Big Four accounting firm KPMG said a critical report by an independent examiner in Enron Corp.'s bankruptcy accusing the firm of being willfully blind to shady transactions was “riddled with flagrant legal and factual errors.”

Harrison Goldin, the examiner for Enron's former wholesale trading unit, concluded in a report filed earlier this month that Enron had potential claims against the accounting firm for negligence. Employees of KPMG audited the LJM partnerships once run by former Enron finance chief Andrew Fastow.

The accounting firm's lawyers argued Thursday in a filing with Enron's bankruptcy court that the “report is riddled with flagrant legal and factual errors, mischaracterizations and omissions.

“These flaws come at the expense of a fair record and to the detriment of KPMG, as well as the parties that might rely on this flawed report,” they argued.

Goldin had said in the report earlier this month that, with regard to KPMG, a fact finder could conclude that the auditor had actual knowledge of Fastow's unauthorized personal benefits from deals he helped set up and “was, at a minimum, willfully blind to the fraudulent nature'' of those transactions.

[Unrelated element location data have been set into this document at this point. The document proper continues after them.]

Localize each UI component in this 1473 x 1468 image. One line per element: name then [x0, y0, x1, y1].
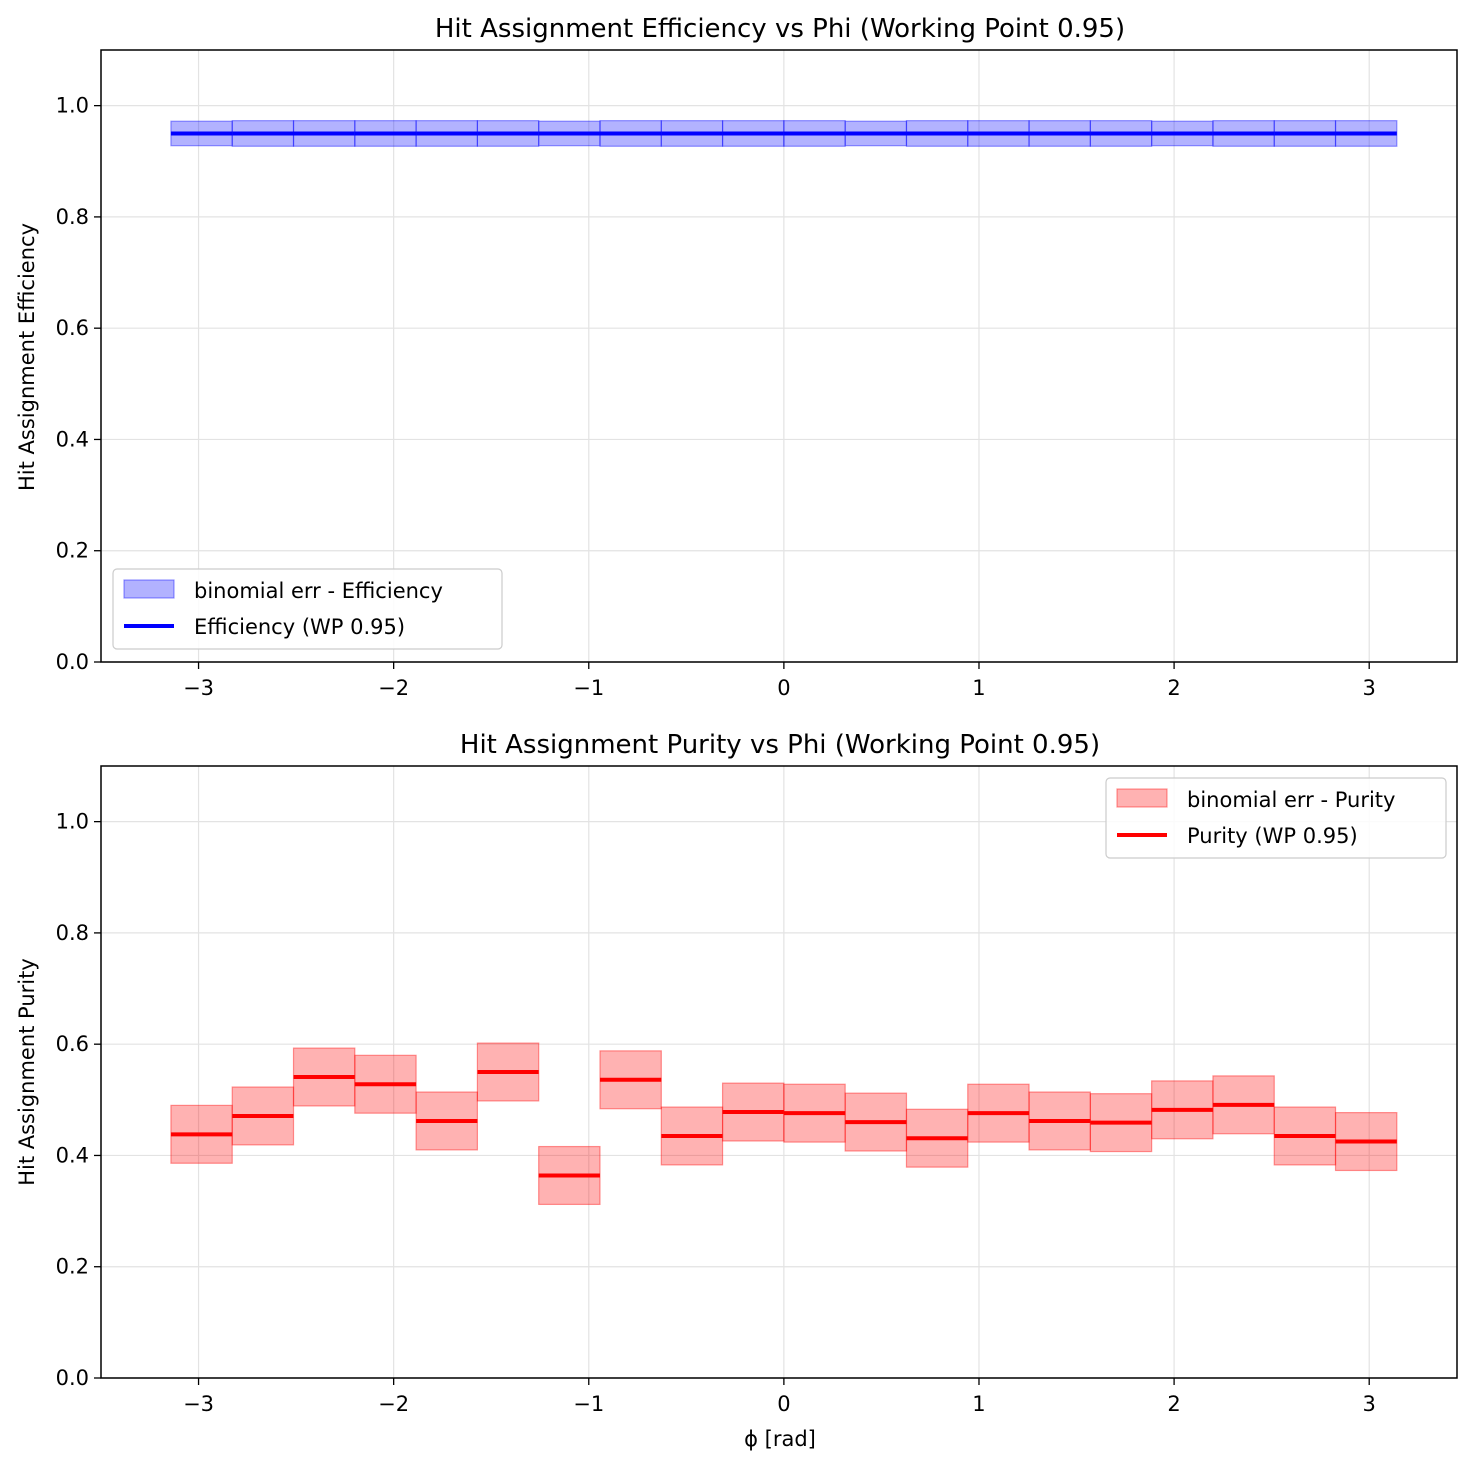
purity-y-tick-label-1: 0.2: [56, 1255, 89, 1279]
efficiency-x-tick-label-0: −3: [183, 676, 214, 700]
purity-x-tick-label-1: −2: [378, 1392, 409, 1416]
purity-y-axis-label: Hit Assignment Purity: [15, 958, 39, 1186]
efficiency-y-ticks: 0.0 0.2 0.4 0.6 0.8 1.0: [56, 94, 101, 674]
efficiency-x-ticks: −3 −2 −1 0 1 2 3: [183, 662, 1376, 700]
purity-y-tick-label-4: 0.8: [56, 921, 89, 945]
purity-y-ticks: 0.0 0.2 0.4 0.6 0.8 1.0: [56, 810, 101, 1390]
purity-legend: binomial err - Purity Purity (WP 0.95): [1105, 777, 1447, 859]
purity-chart-title: Hit Assignment Purity vs Phi (Working Po…: [460, 730, 1100, 760]
efficiency-y-tick-label-4: 0.8: [56, 205, 89, 229]
purity-y-tick-label-2: 0.4: [56, 1143, 89, 1167]
purity-y-tick-label-5: 1.0: [56, 810, 89, 834]
efficiency-chart-title: Hit Assignment Efficiency vs Phi (Workin…: [435, 14, 1125, 44]
efficiency-x-tick-label-5: 2: [1167, 676, 1180, 700]
purity-x-tick-label-5: 2: [1167, 1392, 1180, 1416]
efficiency-x-tick-label-3: 0: [777, 676, 790, 700]
purity-panel: Hit Assignment Purity vs Phi (Working Po…: [15, 730, 1458, 1451]
efficiency-legend-line-label: Efficiency (WP 0.95): [194, 615, 405, 639]
purity-x-tick-label-2: −1: [573, 1392, 604, 1416]
purity-x-axis-label: ϕ [rad]: [744, 1427, 816, 1451]
efficiency-y-tick-label-0: 0.0: [56, 650, 89, 674]
purity-legend-band-label: binomial err - Purity: [1187, 788, 1395, 812]
efficiency-y-tick-label-2: 0.4: [56, 427, 89, 451]
efficiency-y-axis-label: Hit Assignment Efficiency: [15, 223, 39, 491]
efficiency-x-tick-label-1: −2: [378, 676, 409, 700]
efficiency-x-tick-label-4: 1: [972, 676, 985, 700]
purity-x-tick-label-4: 1: [972, 1392, 985, 1416]
purity-legend-band-swatch: [1116, 788, 1168, 808]
purity-y-tick-label-3: 0.6: [56, 1032, 89, 1056]
efficiency-y-tick-label-1: 0.2: [56, 539, 89, 563]
purity-x-tick-label-3: 0: [777, 1392, 790, 1416]
purity-x-tick-label-0: −3: [183, 1392, 214, 1416]
efficiency-x-tick-label-6: 3: [1363, 676, 1376, 700]
efficiency-legend-band-swatch: [123, 579, 175, 599]
efficiency-y-tick-label-5: 1.0: [56, 94, 89, 118]
purity-x-tick-label-6: 3: [1363, 1392, 1376, 1416]
efficiency-y-tick-label-3: 0.6: [56, 316, 89, 340]
efficiency-legend-band-label: binomial err - Efficiency: [194, 579, 443, 603]
purity-legend-line-label: Purity (WP 0.95): [1187, 824, 1358, 848]
purity-line-segments: [170, 1070, 1397, 1178]
efficiency-panel: Hit Assignment Efficiency vs Phi (Workin…: [15, 14, 1458, 700]
purity-legend-box: [1105, 777, 1447, 859]
purity-y-tick-label-0: 0.0: [56, 1366, 89, 1390]
purity-plot-frame: [100, 765, 1458, 1379]
purity-x-ticks: −3 −2 −1 0 1 2 3: [183, 1378, 1376, 1416]
efficiency-x-tick-label-2: −1: [573, 676, 604, 700]
efficiency-legend: binomial err - Efficiency Efficiency (WP…: [112, 568, 503, 650]
efficiency-legend-box: [112, 568, 503, 650]
efficiency-plot-frame: [100, 49, 1458, 663]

The LJM partnerships were investment vehicles named after Fastow's wife and two children. His alleged self-dealing with the partnerships is part of the 98-count indictment against Fastow, to which he has pleaded innocent.

The bankruptcy examiner's report accuses KPMG of knowing Fastow received about $40 million for his role as general partner of the LJM partnerships. Goldin says the accounting firm was bound to inform Enron's board of directors of the arrangement.

However, lawyers for KPMG counter that the firm's clients were the partnerships, which were independent of Enron. For that reason, the company would have violated client privilege by informing the Enron board.

The bankruptcy court hired Goldin as an impartial fact finder to determine whether KPMG and another accounting firm, PricewaterhouseCoopers, and several investment banks played a part in Enron's collapse.